À Jaurès, Philippe profite de la chaleur pour se balader : « Heureusement qu’il y a l’été et les JO pour nous remonter un peu le moral ! Le projet de loi des finances ? Je ne sais pas comment le prochain Gouvernement pourra gérer cela aussi vite ». Mais Mariam reste optimiste :

Ils en feront sûrement la priorité une fois le Premier ministre élu

Abroger la réforme des retraites

La réforme des retraites, qui a fait l’objet de nombreux désaccords de la part de la majorité des groupements politiques avec des centaines de manifestations partout dans le pays fait désormais l’objet d'une nouvelle proposition de loi, portée par La France Insoumise (LFI). Le Rassemblement National (RN) a indiqué qu’il voterait la loi, malgré s’être rétracté sur la question au cours de la campagne des législatives.

Sur ce sujet, Julie estime que « la dette de l’Etat pourra se réduire avec ce projet de loi, personne ne veut travailler plus mais on meurt de plus en plus vieux donc autant que ce soit proportionnel ». Philippe n’est pas totalement d’accord :

C’est logique que la majorité de l’Assemblée souhaite s’en débarrasser car en ayant eu recours au 49.3 l’année dernière, Elisabeth Borne savait qu’elle prenait une décision ne convenant pas à une majorité.

La niche parlementaire

Pour autant, la route est encore longue avant le potentiel examen des textes déposés ces dernières semaines. En plus de la trêve olympique, de la suspension des travaux de l’Assemblée dans l’attente d’une nomination et de la pause estivale annuelle, les groupes politiques savent que leurs propositions de loi ne seront pas examinées avant le tour de leur niche parlementaire. Mais c’est quoi une niche parlementaire ?  

Pour Julie, « c’est un petit groupe politique au sein de l’Assemblée nationale ». Mathis n’a jamais entendu parler de cette notion, mais Philippe assure que « pendant une journée par mois, c’est un groupe d’opposition qui fait l’ordre du jour du Parlement » où il peut y inscrire ses propositions de lois.

Un micro-trottoir de Théophile Joos


Down the Rabbit Hole : « La démocratie est le moins mauvais de tous les systèmes », W. Churchill, 1948

 

Si le titre de notre article peut s’apparenter à une mauvaise introduction de note administrative, notre équipe de rédaction, tout juste de retour d’Outre-Manche pour affaires personnelles, n’a pu échapper à la maxime bien sentie du Vieux lion. Alors que The Spectator, journal britannique, avait pressenti la dissolution comme une « thérapie de choc » [1] au lendemain des résultats aux élections européennes, nous revenons dans la newsletter de la semaine sur les effets ressentis des premiers 13 jours de la XVIIe législature, avant la fermeture aoûtienne du Parlement.

 

En pleine « trêve olympique » annoncée par le Président de la République, les dépôts de propositions de lois fusent à l’Assemblée nationale. Il avait pourtant été martelé que le pays serait bloqué, que nous ne pourrions pas avancer politiquement faute d’une majorité à l’Assemblée.

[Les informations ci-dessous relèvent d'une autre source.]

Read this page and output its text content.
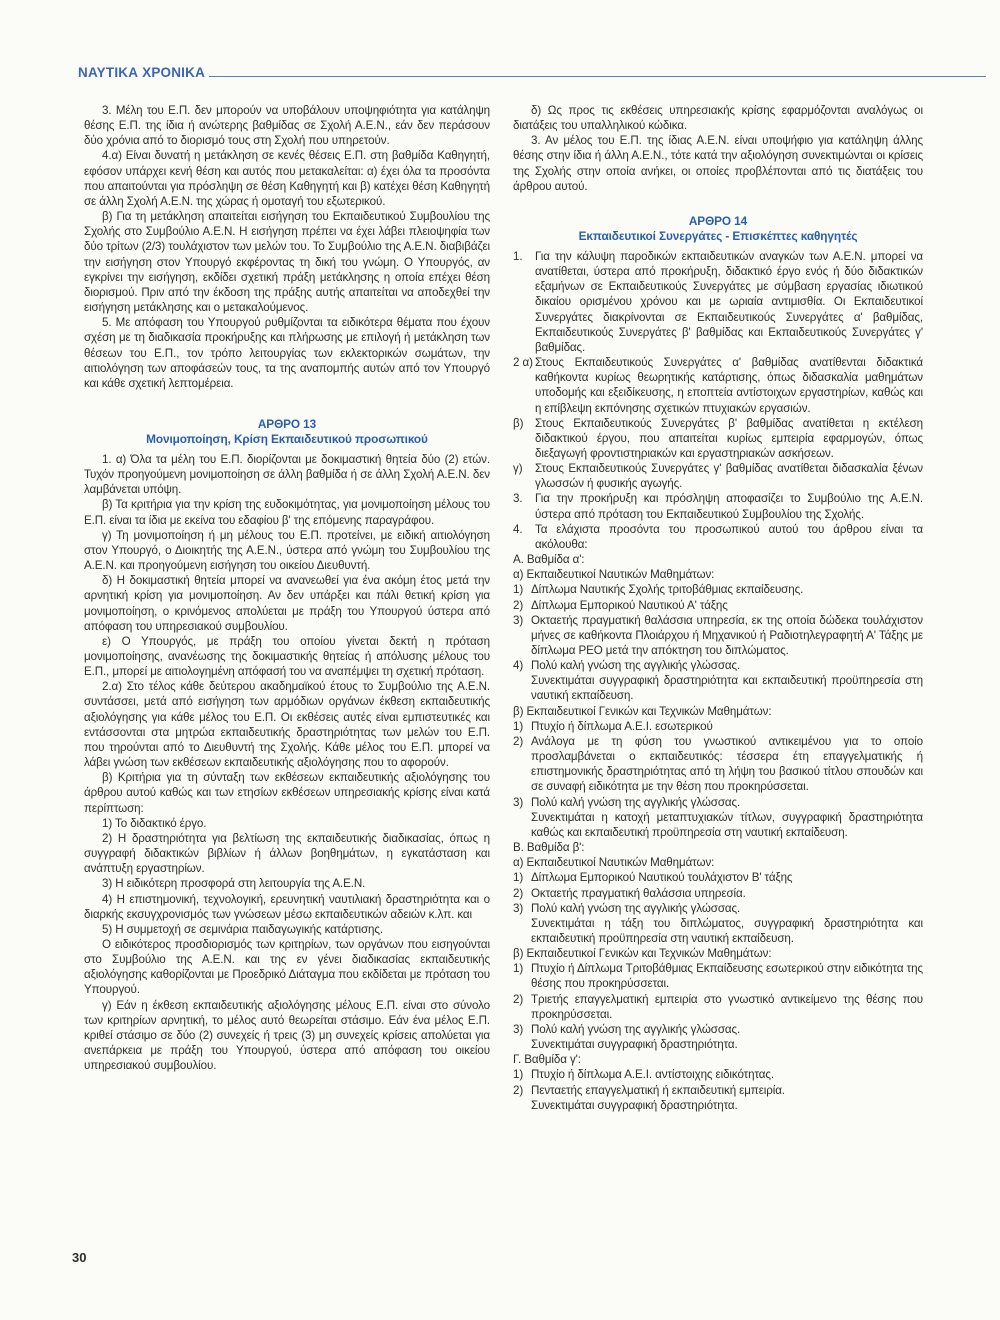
ΝΑΥΤΙΚΑ ΧΡΟΝΙΚΑ

3. Μέλη του Ε.Π. δεν μπορούν να υποβάλουν υποψηφιότητα για κατάληψη θέσης Ε.Π. της ίδια ή ανώτερης βαθμίδας σε Σχολή Α.Ε.Ν., εάν δεν περάσουν δύο χρόνια από το διορισμό τους στη Σχολή που υπηρετούν.

4.α) Είναι δυνατή η μετάκληση σε κενές θέσεις Ε.Π. στη βαθμίδα Καθηγητή, εφόσον υπάρχει κενή θέση και αυτός που μετακαλείται: α) έχει όλα τα προσόντα που απαιτούνται για πρόσληψη σε θέση Καθηγητή και β) κατέχει θέση Καθηγητή σε άλλη Σχολή Α.Ε.Ν. της χώρας ή ομοταγή του εξωτερικού.

β) Για τη μετάκληση απαιτείται εισήγηση του Εκπαιδευτικού Συμβουλίου της Σχολής στο Συμβούλιο Α.Ε.Ν. Η εισήγηση πρέπει να έχει λάβει πλειοψηφία των δύο τρίτων (2/3) τουλάχιστον των μελών του. Το Συμβούλιο της Α.Ε.Ν. διαβιβάζει την εισήγηση στον Υπουργό εκφέροντας τη δική του γνώμη. Ο Υπουργός, αν εγκρίνει την εισήγηση, εκδίδει σχετική πράξη μετάκλησης η οποία επέχει θέση διορισμού. Πριν από την έκδοση της πράξης αυτής απαιτείται να αποδεχθεί την εισήγηση μετάκλησης και ο μετακαλούμενος.

5. Με απόφαση του Υπουργού ρυθμίζονται τα ειδικότερα θέματα που έχουν σχέση με τη διαδικασία προκήρυξης και πλήρωσης με επιλογή ή μετάκληση των θέσεων του Ε.Π., τον τρόπο λειτουργίας των εκλεκτορικών σωμάτων, την αιτιολόγηση των αποφάσεών τους, τα της αναπομπής αυτών από τον Υπουργό και κάθε σχετική λεπτομέρεια.

ΑΡΘΡΟ 13
Μονιμοποίηση, Κρίση Εκπαιδευτικού προσωπικού

1. α) Όλα τα μέλη του Ε.Π. διορίζονται με δοκιμαστική θητεία δύο (2) ετών. Τυχόν προηγούμενη μονιμοποίηση σε άλλη βαθμίδα ή σε άλλη Σχολή Α.Ε.Ν. δεν λαμβάνεται υπόψη.

β) Τα κριτήρια για την κρίση της ευδοκιμότητας, για μονιμοποίηση μέλους του Ε.Π. είναι τα ίδια με εκείνα του εδαφίου β' της επόμενης παραγράφου.

γ) Τη μονιμοποίηση ή μη μέλους του Ε.Π. προτείνει, με ειδική αιτιολόγηση στον Υπουργό, ο Διοικητής της Α.Ε.Ν., ύστερα από γνώμη του Συμβουλίου της Α.Ε.Ν. και προηγούμενη εισήγηση του οικείου Διευθυντή.

δ) Η δοκιμαστική θητεία μπορεί να ανανεωθεί για ένα ακόμη έτος μετά την αρνητική κρίση για μονιμοποίηση. Αν δεν υπάρξει και πάλι θετική κρίση για μονιμοποίηση, ο κρινόμενος απολύεται με πράξη του Υπουργού ύστερα από απόφαση του υπηρεσιακού συμβουλίου.

ε) Ο Υπουργός, με πράξη του οποίου γίνεται δεκτή η πρόταση μονιμοποίησης, ανανέωσης της δοκιμαστικής θητείας ή απόλυσης μέλους του Ε.Π., μπορεί με αιτιολογημένη απόφασή του να αναπέμψει τη σχετική πρόταση.

2.α) Στο τέλος κάθε δεύτερου ακαδημαϊκού έτους το Συμβούλιο της Α.Ε.Ν. συντάσσει, μετά από εισήγηση των αρμόδιων οργάνων έκθεση εκπαιδευτικής αξιολόγησης για κάθε μέλος του Ε.Π. Οι εκθέσεις αυτές είναι εμπιστευτικές και εντάσσονται στα μητρώα εκπαιδευτικής δραστηριότητας των μελών του Ε.Π. που τηρούνται από το Διευθυντή της Σχολής. Κάθε μέλος του Ε.Π. μπορεί να λάβει γνώση των εκθέσεων εκπαιδευτικής αξιολόγησης που το αφορούν.

β) Κριτήρια για τη σύνταξη των εκθέσεων εκπαιδευτικής αξιολόγησης του άρθρου αυτού καθώς και των ετησίων εκθέσεων υπηρεσιακής κρίσης είναι κατά περίπτωση:

1) Το διδακτικό έργο.

2) Η δραστηριότητα για βελτίωση της εκπαιδευτικής διαδικασίας, όπως η συγγραφή διδακτικών βιβλίων ή άλλων βοηθημάτων, η εγκατάσταση και ανάπτυξη εργαστηρίων.

3) Η ειδικότερη προσφορά στη λειτουργία της Α.Ε.Ν.

4) Η επιστημονική, τεχνολογική, ερευνητική ναυτιλιακή δραστηριότητα και ο διαρκής εκσυγχρονισμός των γνώσεων μέσω εκπαιδευτικών αδειών κ.λπ. και

5) Η συμμετοχή σε σεμινάρια παιδαγωγικής κατάρτισης.

Ο ειδικότερος προσδιορισμός των κριτηρίων, των οργάνων που εισηγούνται στο Συμβούλιο της Α.Ε.Ν. και της εν γένει διαδικασίας εκπαιδευτικής αξιολόγησης καθορίζονται με Προεδρικό Διάταγμα που εκδίδεται με πρόταση του Υπουργού.

γ) Εάν η έκθεση εκπαιδευτικής αξιολόγησης μέλους Ε.Π. είναι στο σύνολο των κριτηρίων αρνητική, το μέλος αυτό θεωρείται στάσιμο. Εάν ένα μέλος Ε.Π. κριθεί στάσιμο σε δύο (2) συνεχείς ή τρεις (3) μη συνεχείς κρίσεις απολύεται για ανεπάρκεια με πράξη του Υπουργού, ύστερα από απόφαση του οικείου υπηρεσιακού συμβουλίου.

δ) Ως προς τις εκθέσεις υπηρεσιακής κρίσης εφαρμόζονται αναλόγως οι διατάξεις του υπαλληλικού κώδικα.

3. Αν μέλος του Ε.Π. της ίδιας Α.Ε.Ν. είναι υποψήφιο για κατάληψη άλλης θέσης στην ίδια ή άλλη Α.Ε.Ν., τότε κατά την αξιολόγηση συνεκτιμώνται οι κρίσεις της Σχολής στην οποία ανήκει, οι οποίες προβλέπονται από τις διατάξεις του άρθρου αυτού.

ΑΡΘΡΟ 14
Εκπαιδευτικοί Συνεργάτες - Επισκέπτες καθηγητές
1.	Για την κάλυψη παροδικών εκπαιδευτικών αναγκών των Α.Ε.Ν. μπορεί να ανατίθεται, ύστερα από προκήρυξη, διδακτικό έργο ενός ή δύο διδακτικών εξαμήνων σε Εκπαιδευτικούς Συνεργάτες με σύμβαση εργασίας ιδιωτικού δικαίου ορισμένου χρόνου και με ωριαία αντιμισθία. Οι Εκπαιδευτικοί Συνεργάτες διακρίνονται σε Εκπαιδευτικούς Συνεργάτες α' βαθμίδας, Εκπαιδευτικούς Συνεργάτες β' βαθμίδας και Εκπαιδευτικούς Συνεργάτες γ' βαθμίδας.
2 α) Στους Εκπαιδευτικούς Συνεργάτες α' βαθμίδας ανατίθενται διδακτικά καθήκοντα κυρίως θεωρητικής κατάρτισης, όπως διδασκαλία μαθημάτων υποδομής και εξειδίκευσης, η εποπτεία αντίστοιχων εργαστηρίων, καθώς και η επίβλεψη εκπόνησης σχετικών πτυχιακών εργασιών.
β)	Στους Εκπαιδευτικούς Συνεργάτες β' βαθμίδας ανατίθεται η εκτέλεση διδακτικού έργου, που απαιτείται κυρίως εμπειρία εφαρμογών, όπως διεξαγωγή φροντιστηριακών και εργαστηριακών ασκήσεων.
γ)	Στους Εκπαιδευτικούς Συνεργάτες γ' βαθμίδας ανατίθεται διδασκαλία ξένων γλωσσών ή φυσικής αγωγής.
3.	Για την προκήρυξη και πρόσληψη αποφασίζει το Συμβούλιο της Α.Ε.Ν. ύστερα από πρόταση του Εκπαιδευτικού Συμβουλίου της Σχολής.
4.	Τα ελάχιστα προσόντα του προσωπικού αυτού του άρθρου είναι τα ακόλουθα:

Α. Βαθμίδα α':

α) Εκπαιδευτικοί Ναυτικών Μαθημάτων:

1) Δίπλωμα Ναυτικής Σχολής τριτοβάθμιας εκπαίδευσης.
2) Δίπλωμα Εμπορικού Ναυτικού Α' τάξης
3) Οκταετής πραγματική θαλάσσια υπηρεσία, εκ της οποία δώδεκα τουλάχιστον μήνες σε καθήκοντα Πλοιάρχου ή Μηχανικού ή Ραδιοτηλεγραφητή Α' Τάξης με δίπλωμα ΡΕΟ μετά την απόκτηση του διπλώματος.
4) Πολύ καλή γνώση της αγγλικής γλώσσας.

Συνεκτιμάται συγγραφική δραστηριότητα και εκπαιδευτική προϋπηρεσία στη ναυτική εκπαίδευση.

β) Εκπαιδευτικοί Γενικών και Τεχνικών Μαθημάτων:

1) Πτυχίο ή δίπλωμα Α.Ε.Ι. εσωτερικού
2) Ανάλογα με τη φύση του γνωστικού αντικειμένου για το οποίο προσλαμβάνεται ο εκπαιδευτικός: τέσσερα έτη επαγγελματικής ή επιστημονικής δραστηριότητας από τη λήψη του βασικού τίτλου σπουδών και σε συναφή ειδικότητα με την θέση που προκηρύσσεται.
3) Πολύ καλή γνώση της αγγλικής γλώσσας.

Συνεκτιμάται η κατοχή μεταπτυχιακών τίτλων, συγγραφική δραστηριότητα καθώς και εκπαιδευτική προϋπηρεσία στη ναυτική εκπαίδευση.

Β. Βαθμίδα β':

α) Εκπαιδευτικοί Ναυτικών Μαθημάτων:

1) Δίπλωμα Εμπορικού Ναυτικού τουλάχιστον Β' τάξης
2) Οκταετής πραγματική θαλάσσια υπηρεσία.
3) Πολύ καλή γνώση της αγγλικής γλώσσας.

Συνεκτιμάται η τάξη του διπλώματος, συγγραφική δραστηριότητα και εκπαιδευτική προϋπηρεσία στη ναυτική εκπαίδευση.

β) Εκπαιδευτικοί Γενικών και Τεχνικών Μαθημάτων:

1) Πτυχίο ή Δίπλωμα Τριτοβάθμιας Εκπαίδευσης εσωτερικού στην ειδικότητα της θέσης που προκηρύσσεται.
2) Τριετής επαγγελματική εμπειρία στο γνωστικό αντικείμενο της θέσης που προκηρύσσεται.
3) Πολύ καλή γνώση της αγγλικής γλώσσας.

Συνεκτιμάται συγγραφική δραστηριότητα.

Γ. Βαθμίδα γ':

1) Πτυχίο ή δίπλωμα Α.Ε.Ι. αντίστοιχης ειδικότητας.
2) Πενταετής επαγγελματική ή εκπαιδευτική εμπειρία.

Συνεκτιμάται συγγραφική δραστηριότητα.

30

Pourtant, nous avons toujours le même gouvernement, démissionnaire (situation qualifiée d’anti-démocratique par le journal allemand Die Ziet[2]), qui dispose encore de prérogatives pour gérer les affaires quotidiennes, en pleines olympiades… pas très quotidiennes. Aurait-il au contraire été raisonnable de relayer la tenue de cet évènement majeur, porteur de nombreux risques sécuritaires, à un nouveau gouvernement fraîchement nommé ? Si ce dualisme existe, le reste du bouleversement politique attendu demeure encore incertain.

 Illustration de Margot Soulat

Cette incertitude s’est paradoxalement fait présager dans la courte période séparant le 18 juillet dernier, date de début de mandat des nouveaux élus, et la pause aoûtienne annuelle. Cette introduction de 13 jours a laissé place à une suractivité législative dont l’efficacité questionne déjà.

Entre autres, dans l’actualité, le Parti communiste a déposé une proposition de loi visant à limiter la durée de vie des gouvernements démissionnaires. Cette proposition devra attendre au minimum le mois d’octobre ou lors de la prochaine niche parlementaire du groupe Gauche démocrate et républicaine (GDR) dont 9 députés communistes font partie, sans grande chance de succès : pour qu’elle soit votée, il faudrait qu’elle soit aussi soutenue par une partie des deux autres forces de l’Assemblée, dont certains n’oseraient se 'compromettre avec un parti parfois stigmatisé par son passé soviétique, puis par le Sénat, plus conservateur, et enfin adoubée par le Conseil constitutionnel.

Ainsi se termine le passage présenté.